I set out to measure the small press failure rate today because I needed a task to keep my mind off itching and missing the On Demand conference. I was going to use my old PMA directory, but I didn't have it with me and it's too darn large anyway. I settled on the Yahoo! Literary Small Press directory from September 2000 as my starting point, since Yahoo! had human beings vet the entries and would remove garbage on request.
Of the 132 publishers listed in that directory, 67 have an active web presence today. That doesn't mean that the other 65 websites are no longer accessible, only 25 of them will result in a browser error. Of the 40 that still load a page, 29 have been taken over by fake directory sites and other spam. Most of these include pop-ups and there may have been a hijack attempt blended in there, I didn't stick around long enough to find out.
Fully fifteen of the missing small presses never purchased their own domain name, they used a hosting service like AOL or a subdirectory at a University and never grew passed it. A few did and redirected their old homepage to the new domain. In one case, the old homepage was real, the new domain had expired and gone to the devil. Five small publisher sites were parked or mothballed, the registrations had time to run, but they were no longer active. Six were redirected to sites that may have been a new effort of the publisher, in one case, a lawyers office, in another, an art gallery.
I calculated a 49% failure rate for small publishers since September 2000 and 22% of those have already had their old sites taken over by the dark side. Three of the domains on the list were currently available but didn't have any incoming links, so they aren't worth the bad guys wasting time on. It's just sad to read down the original descriptions of the small press websites, most of which include several of the following words: independent, quality, literary, non-profit, serious, fiction, poetry, contemporary, dedicated, drama.

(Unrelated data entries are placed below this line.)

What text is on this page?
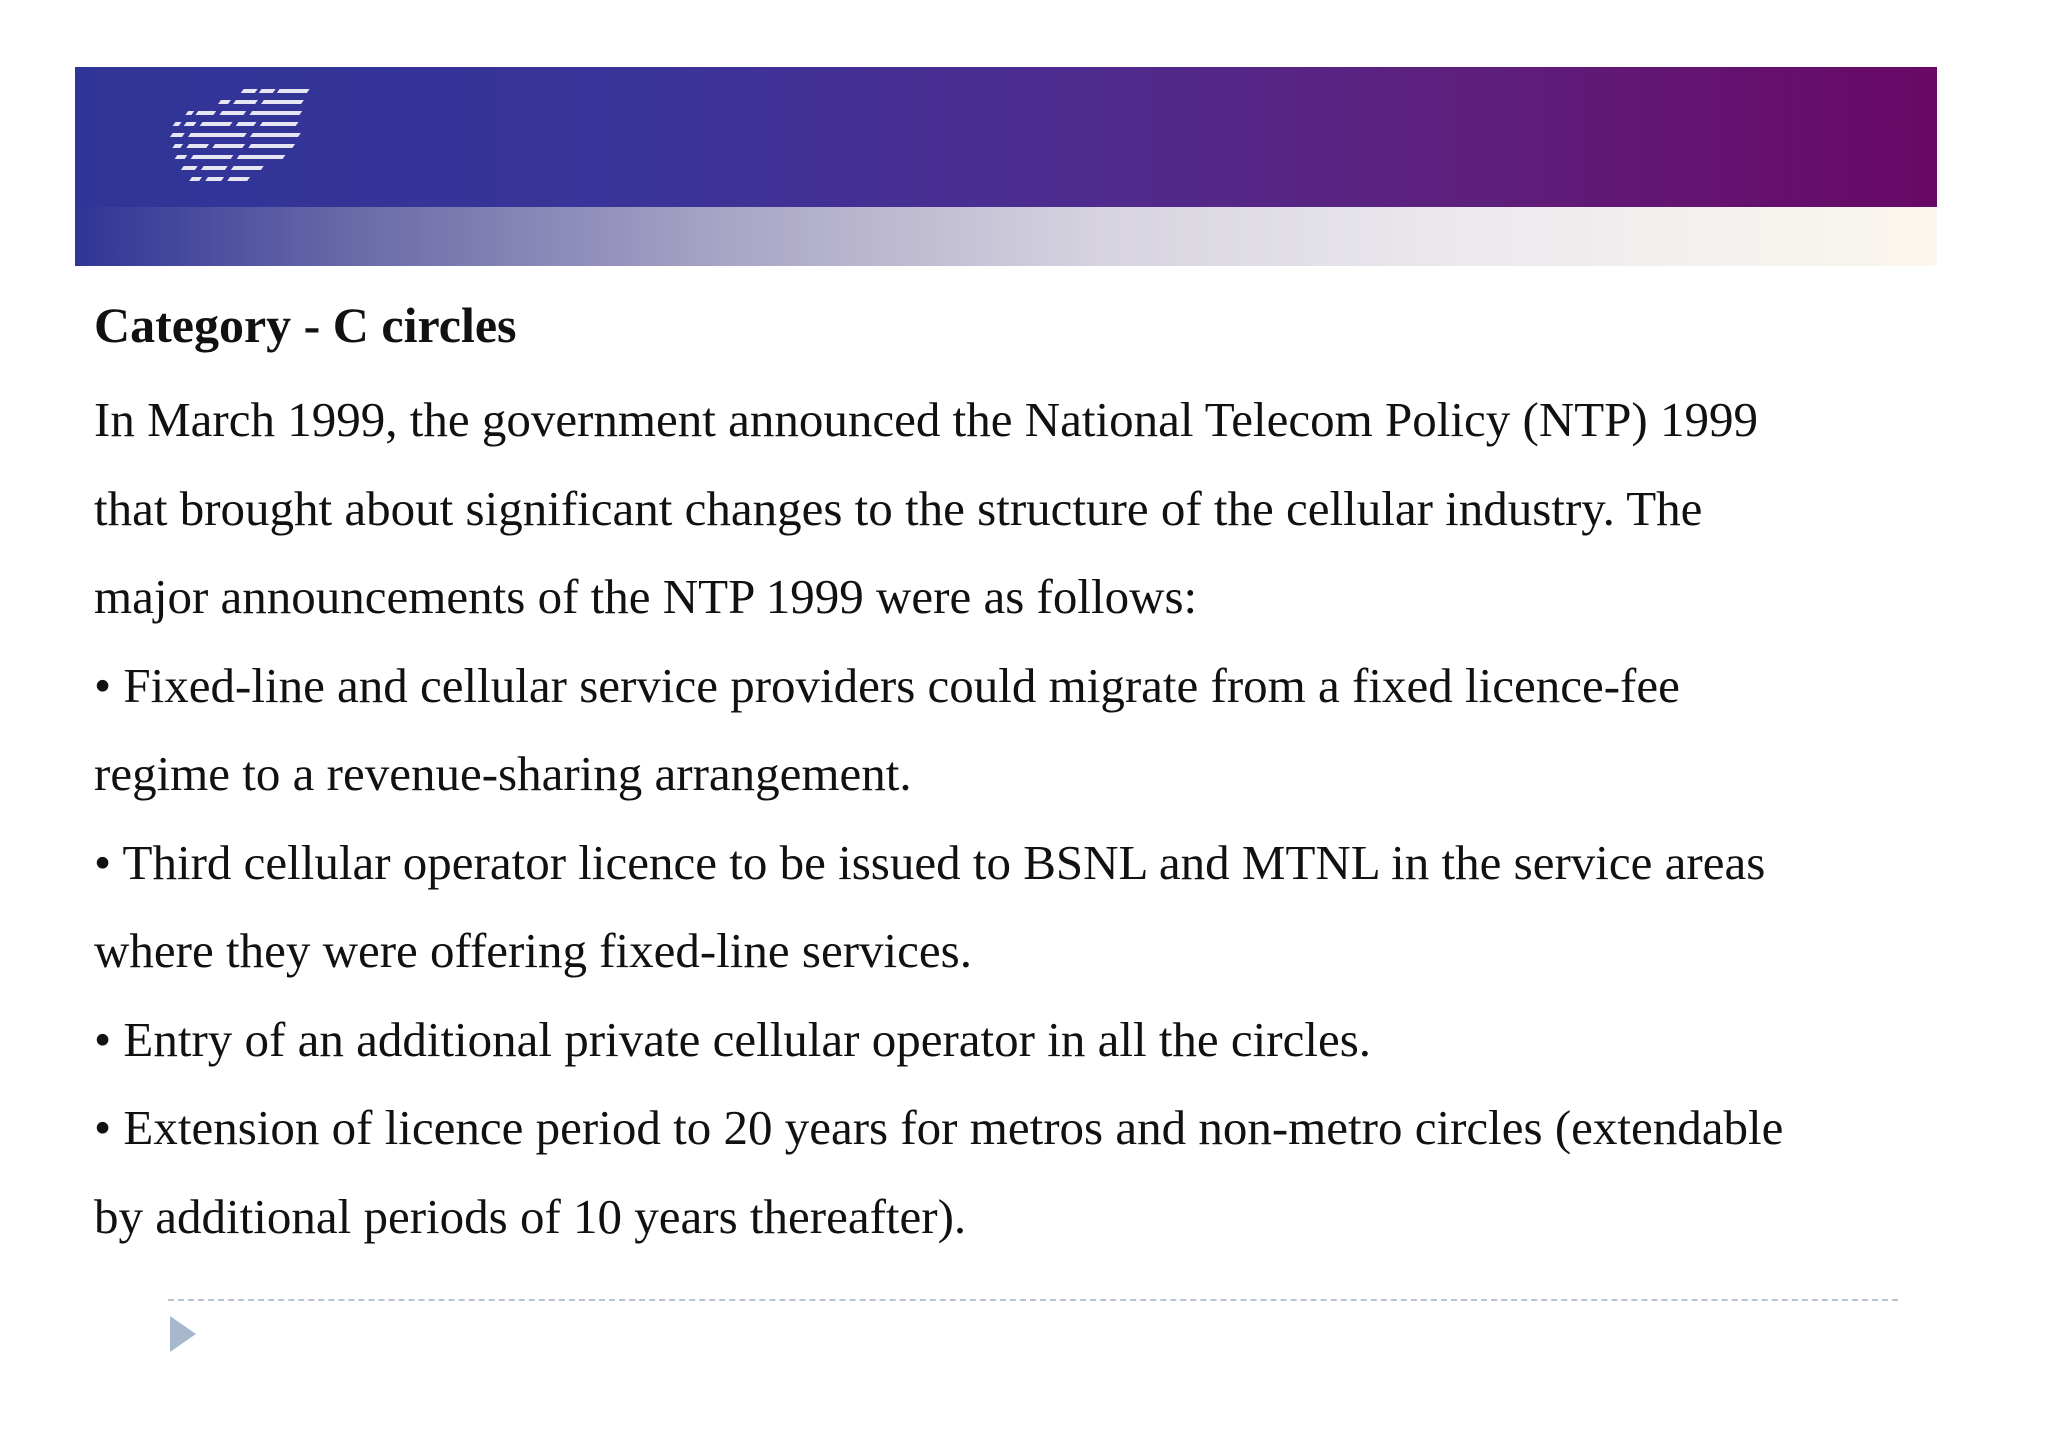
Category - C circles
In March 1999, the government announced the National Telecom Policy (NTP) 1999
that brought about significant changes to the structure of the cellular industry. The
major announcements of the NTP 1999 were as follows:
• Fixed-line and cellular service providers could migrate from a fixed licence-fee
regime to a revenue-sharing arrangement.
• Third cellular operator licence to be issued to BSNL and MTNL in the service areas
where they were offering fixed-line services.
• Entry of an additional private cellular operator in all the circles.
• Extension of licence period to 20 years for metros and non-metro circles (extendable
by additional periods of 10 years thereafter).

And what's sadder still, is the outcome of the work many of those small press editors did in begging and swapping links to raise their visibility on the web. Those relationships they built are now feeding into various get-rich-quick schemes of professional domain jockeys who buy them by the barrel and play the numbers game. There's nothing illegal about it, but seems analogous to reading somebody else's mail because they didn't pay for a forwarding address. If you stop paying for a website you own, you'll end up leaving all of your ex-friends linked into a bad neighborhood. I suppose some white knight publisher might land an expiring domain and redirect to their own site, but that's a long odds proposition given the competition.